Краббе в туго затянутом галстуке, в пляжном костюме, сидел на лишней кровати, утирал со лба пот.
– Чего ты от меня хочешь? – спросил он.
– Настанет пора, когда ему придется со мной развестись. Он знает. Не сможет бесконечно тянуть. Когда станет слишком позорным посмешищем, вынужден будет что-нибудь сделать. Задумается о своей драгоценной карьере.
– А я тут при чем?
Она отвернулась от зеркала, снова собранная, серьезная, после потворства своим желаниям час назад.
– Можешь отправить Фенеллу домой.
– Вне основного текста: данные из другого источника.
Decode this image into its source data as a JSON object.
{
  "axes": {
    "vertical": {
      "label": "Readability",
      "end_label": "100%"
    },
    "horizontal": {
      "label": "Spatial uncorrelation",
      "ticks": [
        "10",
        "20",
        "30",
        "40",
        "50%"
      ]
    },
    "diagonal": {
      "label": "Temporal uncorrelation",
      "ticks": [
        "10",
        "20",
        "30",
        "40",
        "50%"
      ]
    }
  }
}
Она вечно ноет, что хочет домой.
– Она без меня домой не поедет.
– Скоро поедет домой. Навсегда.
– Хочешь, чтоб я развелся? Так, что ли?
– Как знаешь. У тебя достаточно веских причин.
– Она говорит, Абан ничего дурного не делает. Говорит, просто издали обожает ее. Так или иначе, чего ты хочешь?
– Хочу отделаться от Герберта.
– Ты же знаешь, что не обязана с ним оставаться. Всегда можешь уйти.
– Как? Куда я пойду? Где деньги возьму? Даже квартиру не смогу снять без его разрешения.
Краббе закурил сигарету, глядя на нее сквозь дым.
– Все равно не пойму, при чем тут я. Хочешь, чтоб мы поженились?
– Нет. Никогда больше замуж не выйду. Хочу быть свободной. Дай и мне тоже. – Он дал ей прикурить.
– Ясно. Хочешь меня использовать, да? Хочешь, чтоб я помог поднять крупный скандал и он бы тебя отпустил. Что потом будешь делать?
– С тобой останусь.
Краббе изумленно глядел в детско-гангстерское лицо.
– А что будет с моей драгоценной карьерой?
– У тебя ее нет. Здесь, в любом случае. Слишком поздно. Когда этот срок твоей службы закончится, больше ничего не получишь. Если не подпишешь контракт с властью. Останешься в системе Зарубежной Гражданской службы, придется куда-нибудь переезжать. В Гонконг, в Африку… Осталось не так много мест, правда? А время Герберта, может быть, кончилось.
– Откуда тебе все это известно?
– О, просачивается информация. От белых хотят поскорее избавиться.
– Значит, все напрасно, – сказал Краббе, уставившись в голый пол. – Слишком поздно. – Стоит ли воевать с Джаганатаном? Хардман был прав, здесь сумерки, когда как-то можно работать, но только неумело. Света мало, в глаза тычутся летучие мыши, москиты кусают. Когда любишь, любовь редко бывает взаимной. Малайя в нем не нуждается.
– Скажи честно, Виктор, – сказала она. – Тебе брак не нужен. Ты вроде меня. Хочешь любви с открытой дверью. Я могу давать тебе счастье так долго, как ты пожелаешь. Или как я пожелаю.
– Я был женат по-настоящему. Думаю, это бывает лишь раз.
– Повезло тебе. Слушай, Виктор. – Она села с ним рядом. – Тебе было со мной хорошо. Правда? Действительно хорошо. Никто про нас не узнает. Ни души. Я умная.
– Фенелла что-то подозревает.
– Не так уж много. И у меня имеется какое-то достоинство. Напоказ не выставляюсь. И мы были осторожны, не так ли? Чересчур, черт возьми, осторожны. Но знаешь, ты мне дорог, довольно-таки дорог.